After two such emotionally touching (albeit in different ways) presentations, I was frankly worried that my own, a 40-minute neuroscience presentation and the only Cormoran Strike presentation of the conference to boot, was going to come across as dry as the bones of Tom Riddle Senior. I spoke about the treatment of BIID (more properly called xenomelia) in the Strike series, its hypothesized neural connection to transgenderism and how Strike’s reaction to Tempest and Jason can be understood through his own trauma history. I connected this back to Rowling and her 2020 essay where she cited her own history of domestic violence and sexual assault as a factor in her current views of transgender rights and access. As worried as I was about the presentation’s potential reception, I wound up feeling quite happy about it, particularly after hearing some very kind words from a young man in the audience who was both transgender and disabled. Also gratifying were the two people who told me my talk had convinced them to read the Strike series.

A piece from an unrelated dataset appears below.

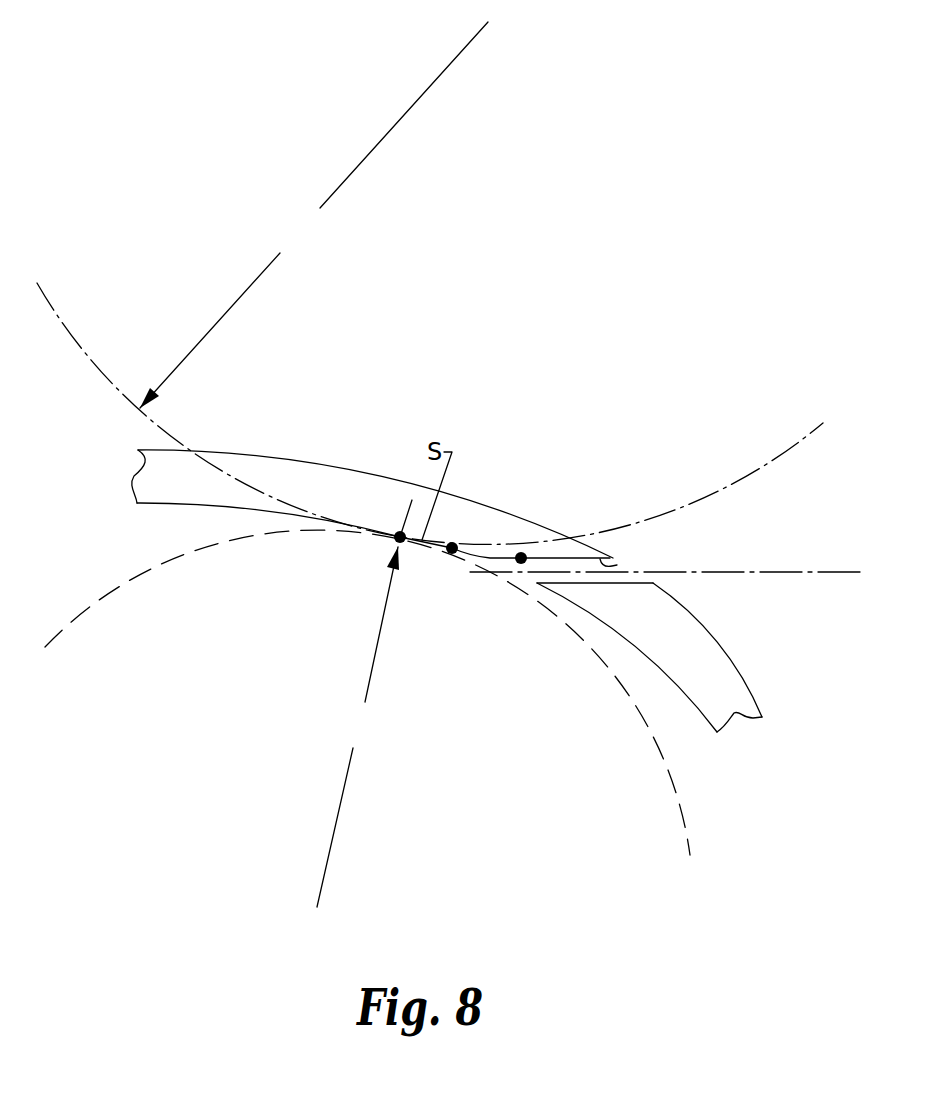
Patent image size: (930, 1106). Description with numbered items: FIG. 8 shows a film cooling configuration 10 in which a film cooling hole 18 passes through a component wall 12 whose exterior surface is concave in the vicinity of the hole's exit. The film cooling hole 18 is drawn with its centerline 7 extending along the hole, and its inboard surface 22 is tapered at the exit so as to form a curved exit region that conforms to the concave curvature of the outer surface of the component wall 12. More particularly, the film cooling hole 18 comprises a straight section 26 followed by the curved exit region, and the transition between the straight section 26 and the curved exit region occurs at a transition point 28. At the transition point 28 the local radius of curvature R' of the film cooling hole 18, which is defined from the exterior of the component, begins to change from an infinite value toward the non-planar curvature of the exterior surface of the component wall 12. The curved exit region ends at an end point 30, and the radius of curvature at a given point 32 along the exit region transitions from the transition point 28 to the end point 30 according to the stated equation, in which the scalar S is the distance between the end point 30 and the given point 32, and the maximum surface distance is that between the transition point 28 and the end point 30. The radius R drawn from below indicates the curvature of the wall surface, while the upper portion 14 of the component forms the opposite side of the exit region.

Once my adrenalin levels had declined, I was able to enjoy another highlight of the special session, a presentation by teacher Maria Matsakis, “J.K. Rowling and the Subtle Trans-Coding of Severus Snape.”  Through John’s writing, I had come to appreciate Hagrid’s alchemical role in the series as a mother-like figure, with his pink umbrella, flowered apron, and Madonna-like grief over Harry’s “dead” body as he carries him out of the forest in Deathly Hallows.  Through Ms. Matsakis’s talk, I appreciated for the first time all the feminine qualities of Snape.  Having just written a chapter on the Wolffian female archetypes of mother (Molly) and Amazon (Ginny) in the series, I am now wanting to look at the characters of both Hagrid and Snape through this lens.

There were, of course, many fine presentations other than the ones I have highlighted here; these were only a few of my personal favorites. I hope conference highlights will become available on video soon. While Potter scholarship clearly looks different than it did Pre-Covid and Pre-Twitterstorm, it remains deep, diverse and relevant. The Chestnut Hill Harry Potter Academic Conference remains an event that no Potter Pundit–or Serious Striker– should miss.